Lists listening ports and processes (requires net-tools). Alternative: “ss”.

ss -tulnp

Modern tool to list sockets/ports without needing net-tools.

curl <URL>

Fetches URL content; great for testing endpoints and APIs.

wget <URL>

Downloads files over HTTP/HTTPS/FTP.

scp file user@server:/directory

Copies files over SSH; secure alternative to FTP.

rsync -av file user@server:/directory

Synchronizes files/directories efficiently; preserves attributes with “-a”.

ftp <server>

Connects to FTP servers (not recommended for secure workflows).

telnet host <port>

Tests TCP connectivity to a specific port; useful for quick checks.

Packages (Debian/Ubuntu):

apt update

Refreshes package lists; run before installing/upgrading.

apt upgrade

Upgrades packages; consider “-y” for automation with care.

apt full-upgrade

Upgrades including dependencies that may remove/install packages.

apt install <package>

Installs a package from the repositories.

apt remove <package>

Uninstalls a package but leaves config files.

apt purge <package>

Removes a package and its config files for a clean slate.

apt autoremove

Cleans up unused dependencies after removals.

apt dpkg -i <file.deb>

Installs a local .deb file; use with caution and verify signatures.

dpkg -l

Lists installed packages; useful for audits and troubleshooting.

Permissions:

chmod 755 <file>

Sets file permissions (rwx for owner, rx for group/others). Choose carefully.

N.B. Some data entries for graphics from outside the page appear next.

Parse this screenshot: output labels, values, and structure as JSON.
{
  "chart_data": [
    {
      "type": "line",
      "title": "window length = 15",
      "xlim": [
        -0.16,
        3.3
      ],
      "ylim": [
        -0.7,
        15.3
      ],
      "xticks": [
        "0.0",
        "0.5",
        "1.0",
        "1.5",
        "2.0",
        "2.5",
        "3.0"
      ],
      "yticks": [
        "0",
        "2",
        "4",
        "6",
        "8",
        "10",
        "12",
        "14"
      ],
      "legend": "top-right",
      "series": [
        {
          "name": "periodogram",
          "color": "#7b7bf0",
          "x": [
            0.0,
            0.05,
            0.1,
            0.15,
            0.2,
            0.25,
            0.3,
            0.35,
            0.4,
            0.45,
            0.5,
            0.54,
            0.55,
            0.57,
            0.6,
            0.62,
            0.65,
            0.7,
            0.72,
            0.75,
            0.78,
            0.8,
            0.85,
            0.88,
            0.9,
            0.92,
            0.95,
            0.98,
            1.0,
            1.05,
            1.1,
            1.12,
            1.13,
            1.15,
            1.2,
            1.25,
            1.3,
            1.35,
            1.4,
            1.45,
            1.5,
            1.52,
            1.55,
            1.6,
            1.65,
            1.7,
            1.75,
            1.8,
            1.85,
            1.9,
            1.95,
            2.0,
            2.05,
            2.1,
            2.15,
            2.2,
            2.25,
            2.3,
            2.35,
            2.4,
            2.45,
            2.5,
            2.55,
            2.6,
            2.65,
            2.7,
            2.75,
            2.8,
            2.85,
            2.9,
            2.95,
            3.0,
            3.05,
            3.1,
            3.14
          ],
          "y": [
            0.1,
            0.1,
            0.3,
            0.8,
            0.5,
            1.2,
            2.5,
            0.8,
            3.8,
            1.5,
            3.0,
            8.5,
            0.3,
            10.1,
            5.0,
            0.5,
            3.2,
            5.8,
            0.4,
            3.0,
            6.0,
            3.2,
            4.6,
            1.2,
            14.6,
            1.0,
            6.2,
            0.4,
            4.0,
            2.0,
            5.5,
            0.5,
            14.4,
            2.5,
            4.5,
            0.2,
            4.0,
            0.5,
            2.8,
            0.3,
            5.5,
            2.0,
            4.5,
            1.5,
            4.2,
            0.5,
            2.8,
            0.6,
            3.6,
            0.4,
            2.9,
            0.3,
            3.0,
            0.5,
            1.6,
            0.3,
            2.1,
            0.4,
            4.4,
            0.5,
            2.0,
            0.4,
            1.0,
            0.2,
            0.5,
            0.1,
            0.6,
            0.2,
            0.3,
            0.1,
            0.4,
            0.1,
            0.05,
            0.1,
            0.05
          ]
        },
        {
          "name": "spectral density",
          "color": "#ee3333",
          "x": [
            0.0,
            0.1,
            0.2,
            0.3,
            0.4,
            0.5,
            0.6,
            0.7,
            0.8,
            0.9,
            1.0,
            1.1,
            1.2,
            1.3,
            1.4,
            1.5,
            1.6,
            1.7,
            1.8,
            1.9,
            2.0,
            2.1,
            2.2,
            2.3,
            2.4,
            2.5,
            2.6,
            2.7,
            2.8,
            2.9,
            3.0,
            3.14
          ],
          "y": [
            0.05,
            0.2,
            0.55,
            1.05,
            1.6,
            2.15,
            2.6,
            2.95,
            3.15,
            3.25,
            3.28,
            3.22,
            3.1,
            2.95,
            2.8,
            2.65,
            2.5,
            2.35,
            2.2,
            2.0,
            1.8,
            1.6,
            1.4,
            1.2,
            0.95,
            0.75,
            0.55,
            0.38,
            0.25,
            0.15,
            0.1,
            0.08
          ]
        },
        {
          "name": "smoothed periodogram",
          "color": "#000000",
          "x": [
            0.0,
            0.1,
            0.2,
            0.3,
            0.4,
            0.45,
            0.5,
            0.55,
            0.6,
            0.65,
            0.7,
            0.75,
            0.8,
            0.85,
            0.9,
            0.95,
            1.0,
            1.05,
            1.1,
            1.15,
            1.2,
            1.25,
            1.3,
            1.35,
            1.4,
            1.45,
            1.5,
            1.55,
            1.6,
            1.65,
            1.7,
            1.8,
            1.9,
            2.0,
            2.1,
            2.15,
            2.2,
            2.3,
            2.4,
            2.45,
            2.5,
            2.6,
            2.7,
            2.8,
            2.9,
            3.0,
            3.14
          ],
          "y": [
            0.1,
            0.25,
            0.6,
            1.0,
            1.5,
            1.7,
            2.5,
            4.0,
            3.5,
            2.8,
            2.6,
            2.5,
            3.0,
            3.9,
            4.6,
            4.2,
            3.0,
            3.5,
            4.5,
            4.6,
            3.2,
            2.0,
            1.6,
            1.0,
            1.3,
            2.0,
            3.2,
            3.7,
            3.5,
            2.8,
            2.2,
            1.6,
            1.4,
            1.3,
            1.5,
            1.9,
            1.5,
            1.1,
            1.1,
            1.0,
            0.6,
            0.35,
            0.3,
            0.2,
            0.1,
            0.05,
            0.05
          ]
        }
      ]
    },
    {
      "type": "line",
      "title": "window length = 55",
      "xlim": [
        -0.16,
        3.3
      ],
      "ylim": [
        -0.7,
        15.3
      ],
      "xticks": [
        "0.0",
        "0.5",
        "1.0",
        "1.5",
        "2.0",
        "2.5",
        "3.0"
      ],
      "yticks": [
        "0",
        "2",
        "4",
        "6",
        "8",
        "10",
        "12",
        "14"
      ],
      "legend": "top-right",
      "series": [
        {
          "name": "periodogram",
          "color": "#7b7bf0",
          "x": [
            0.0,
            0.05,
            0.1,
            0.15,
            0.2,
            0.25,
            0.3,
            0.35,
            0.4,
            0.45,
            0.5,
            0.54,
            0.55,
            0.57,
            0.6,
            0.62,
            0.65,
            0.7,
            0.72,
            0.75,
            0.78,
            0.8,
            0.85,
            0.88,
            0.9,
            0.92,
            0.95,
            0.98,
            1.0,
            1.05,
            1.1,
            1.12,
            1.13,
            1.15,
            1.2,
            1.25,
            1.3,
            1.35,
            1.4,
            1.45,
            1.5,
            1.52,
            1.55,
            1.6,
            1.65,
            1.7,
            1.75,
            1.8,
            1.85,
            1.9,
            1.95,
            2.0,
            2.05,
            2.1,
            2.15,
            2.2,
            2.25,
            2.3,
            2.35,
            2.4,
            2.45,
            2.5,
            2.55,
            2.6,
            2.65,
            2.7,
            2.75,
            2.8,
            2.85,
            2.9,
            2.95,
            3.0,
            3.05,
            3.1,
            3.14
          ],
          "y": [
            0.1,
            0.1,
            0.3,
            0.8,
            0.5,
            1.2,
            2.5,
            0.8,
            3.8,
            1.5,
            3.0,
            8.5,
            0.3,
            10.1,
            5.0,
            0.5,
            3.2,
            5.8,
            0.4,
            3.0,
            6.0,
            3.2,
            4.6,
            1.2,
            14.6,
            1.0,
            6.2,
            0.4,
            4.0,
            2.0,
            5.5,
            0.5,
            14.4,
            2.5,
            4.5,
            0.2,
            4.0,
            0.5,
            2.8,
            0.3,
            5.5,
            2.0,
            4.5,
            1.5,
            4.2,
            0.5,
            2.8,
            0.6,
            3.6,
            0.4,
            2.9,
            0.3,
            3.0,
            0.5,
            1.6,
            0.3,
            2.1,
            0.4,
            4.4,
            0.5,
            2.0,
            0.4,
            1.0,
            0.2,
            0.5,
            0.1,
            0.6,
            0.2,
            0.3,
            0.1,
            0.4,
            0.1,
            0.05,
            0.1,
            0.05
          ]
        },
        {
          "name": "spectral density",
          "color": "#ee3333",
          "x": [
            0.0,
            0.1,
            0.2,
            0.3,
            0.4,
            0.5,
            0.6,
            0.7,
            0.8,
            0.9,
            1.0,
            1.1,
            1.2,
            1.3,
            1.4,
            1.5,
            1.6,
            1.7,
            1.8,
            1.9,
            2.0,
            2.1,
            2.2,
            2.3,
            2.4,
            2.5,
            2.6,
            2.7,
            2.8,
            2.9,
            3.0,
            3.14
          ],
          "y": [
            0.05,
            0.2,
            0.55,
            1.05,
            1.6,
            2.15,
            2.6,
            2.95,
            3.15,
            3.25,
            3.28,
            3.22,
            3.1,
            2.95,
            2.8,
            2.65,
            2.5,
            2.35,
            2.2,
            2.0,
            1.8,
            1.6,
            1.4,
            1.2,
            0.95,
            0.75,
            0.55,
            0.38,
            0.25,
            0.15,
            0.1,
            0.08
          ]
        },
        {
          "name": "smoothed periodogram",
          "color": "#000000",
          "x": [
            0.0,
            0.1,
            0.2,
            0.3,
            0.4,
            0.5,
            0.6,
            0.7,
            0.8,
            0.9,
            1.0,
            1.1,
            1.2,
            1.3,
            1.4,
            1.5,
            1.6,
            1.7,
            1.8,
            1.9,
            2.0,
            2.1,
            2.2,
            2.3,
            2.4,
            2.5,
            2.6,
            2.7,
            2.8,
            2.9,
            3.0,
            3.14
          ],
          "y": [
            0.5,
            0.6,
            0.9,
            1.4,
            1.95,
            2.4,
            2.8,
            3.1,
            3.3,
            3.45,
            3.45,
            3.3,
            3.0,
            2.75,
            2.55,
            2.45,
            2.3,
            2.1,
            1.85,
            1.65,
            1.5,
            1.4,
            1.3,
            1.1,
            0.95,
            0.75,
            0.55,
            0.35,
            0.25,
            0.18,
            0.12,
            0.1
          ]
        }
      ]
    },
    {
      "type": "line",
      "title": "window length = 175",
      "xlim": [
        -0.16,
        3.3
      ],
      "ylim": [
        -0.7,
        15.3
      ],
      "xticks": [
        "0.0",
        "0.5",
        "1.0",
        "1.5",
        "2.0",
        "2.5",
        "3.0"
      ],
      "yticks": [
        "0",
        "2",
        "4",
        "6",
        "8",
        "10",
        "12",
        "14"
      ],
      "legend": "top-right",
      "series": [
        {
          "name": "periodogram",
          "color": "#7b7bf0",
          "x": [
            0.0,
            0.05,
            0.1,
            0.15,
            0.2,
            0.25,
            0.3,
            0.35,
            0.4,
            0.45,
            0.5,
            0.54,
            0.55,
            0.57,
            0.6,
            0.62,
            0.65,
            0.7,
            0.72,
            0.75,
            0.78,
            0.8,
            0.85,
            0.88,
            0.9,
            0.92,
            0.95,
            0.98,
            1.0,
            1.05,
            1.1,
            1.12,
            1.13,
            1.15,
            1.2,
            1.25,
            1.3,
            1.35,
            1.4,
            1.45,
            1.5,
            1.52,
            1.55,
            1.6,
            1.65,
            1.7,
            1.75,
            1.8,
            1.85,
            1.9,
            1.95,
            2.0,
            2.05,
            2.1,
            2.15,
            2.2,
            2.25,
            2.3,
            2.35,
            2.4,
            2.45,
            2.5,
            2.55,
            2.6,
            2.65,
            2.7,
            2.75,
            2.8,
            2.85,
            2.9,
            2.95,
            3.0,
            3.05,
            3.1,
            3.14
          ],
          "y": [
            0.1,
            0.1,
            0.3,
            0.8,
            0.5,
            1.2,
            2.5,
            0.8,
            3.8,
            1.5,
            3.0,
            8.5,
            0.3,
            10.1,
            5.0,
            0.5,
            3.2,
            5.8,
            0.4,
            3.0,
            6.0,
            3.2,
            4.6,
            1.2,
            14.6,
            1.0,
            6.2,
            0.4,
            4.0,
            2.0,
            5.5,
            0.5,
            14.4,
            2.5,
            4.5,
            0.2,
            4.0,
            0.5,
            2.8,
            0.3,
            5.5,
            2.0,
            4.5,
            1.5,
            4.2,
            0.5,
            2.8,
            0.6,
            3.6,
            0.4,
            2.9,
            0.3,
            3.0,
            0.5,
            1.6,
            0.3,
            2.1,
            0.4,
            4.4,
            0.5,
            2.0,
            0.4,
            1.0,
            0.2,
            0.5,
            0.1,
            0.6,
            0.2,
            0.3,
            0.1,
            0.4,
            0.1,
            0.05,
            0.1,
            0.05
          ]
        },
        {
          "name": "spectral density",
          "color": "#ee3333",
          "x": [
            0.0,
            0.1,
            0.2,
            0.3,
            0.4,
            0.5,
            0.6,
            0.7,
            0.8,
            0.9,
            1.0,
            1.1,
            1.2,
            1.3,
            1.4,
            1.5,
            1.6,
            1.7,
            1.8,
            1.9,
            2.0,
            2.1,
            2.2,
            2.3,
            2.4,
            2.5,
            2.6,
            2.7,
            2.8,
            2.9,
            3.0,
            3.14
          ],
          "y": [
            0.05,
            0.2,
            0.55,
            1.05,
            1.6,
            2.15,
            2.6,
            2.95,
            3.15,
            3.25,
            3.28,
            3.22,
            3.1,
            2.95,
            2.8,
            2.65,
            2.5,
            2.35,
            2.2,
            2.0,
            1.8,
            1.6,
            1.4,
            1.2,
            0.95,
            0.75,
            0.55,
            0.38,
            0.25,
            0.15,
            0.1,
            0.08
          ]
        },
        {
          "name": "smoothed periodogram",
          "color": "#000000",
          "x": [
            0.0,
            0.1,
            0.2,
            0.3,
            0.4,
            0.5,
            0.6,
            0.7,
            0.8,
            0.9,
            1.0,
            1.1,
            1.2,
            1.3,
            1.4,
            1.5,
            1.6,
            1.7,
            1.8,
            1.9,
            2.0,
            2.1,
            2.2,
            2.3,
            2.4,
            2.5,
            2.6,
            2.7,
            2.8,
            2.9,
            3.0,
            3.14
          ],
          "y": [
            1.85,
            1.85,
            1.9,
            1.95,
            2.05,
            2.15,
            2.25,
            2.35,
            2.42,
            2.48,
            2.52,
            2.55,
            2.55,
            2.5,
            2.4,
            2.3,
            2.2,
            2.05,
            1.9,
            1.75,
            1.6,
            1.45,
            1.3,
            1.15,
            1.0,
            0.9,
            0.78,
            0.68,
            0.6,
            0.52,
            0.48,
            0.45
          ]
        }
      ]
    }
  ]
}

chown <user>:<group> <file>

Changes file ownership to the specified user and group.

chgrp <group> <file>

Changes a file’s group ownership.

umask 022

Sets default permission mask for new files. Adjust to tighten defaults.

stat <file>

Shows detailed metadata and permissions for a file.

Extras:

alias ll='ls -la'

Sets a handy alias for detailed listings.

history

Displays your shell command history.

!<number>

Re-runs a specific command from history by its number.

clear

Clears the terminal screen for readability.

echo "Hello"

Prints a string to the terminal; useful for quick tests.

date

Shows the current date and time.

cal

Displays a calendar.

shutdown -h now

Shuts down the system immediately and halts power.

reboot

Restarts the system.

timedatectl

Shows or sets time and timezone; ensure correct time for TLS and logs.

crontab -e

Edits scheduled cron jobs for the current user.

Closing thoughts

This baseline focuses on strong, simple controls: SSH keys only, no root logins, default-deny firewall, abuse detection with Fail2ban, and routine updates.

This should help you get up and running with your first VPS securely.

Always remember to do your own research!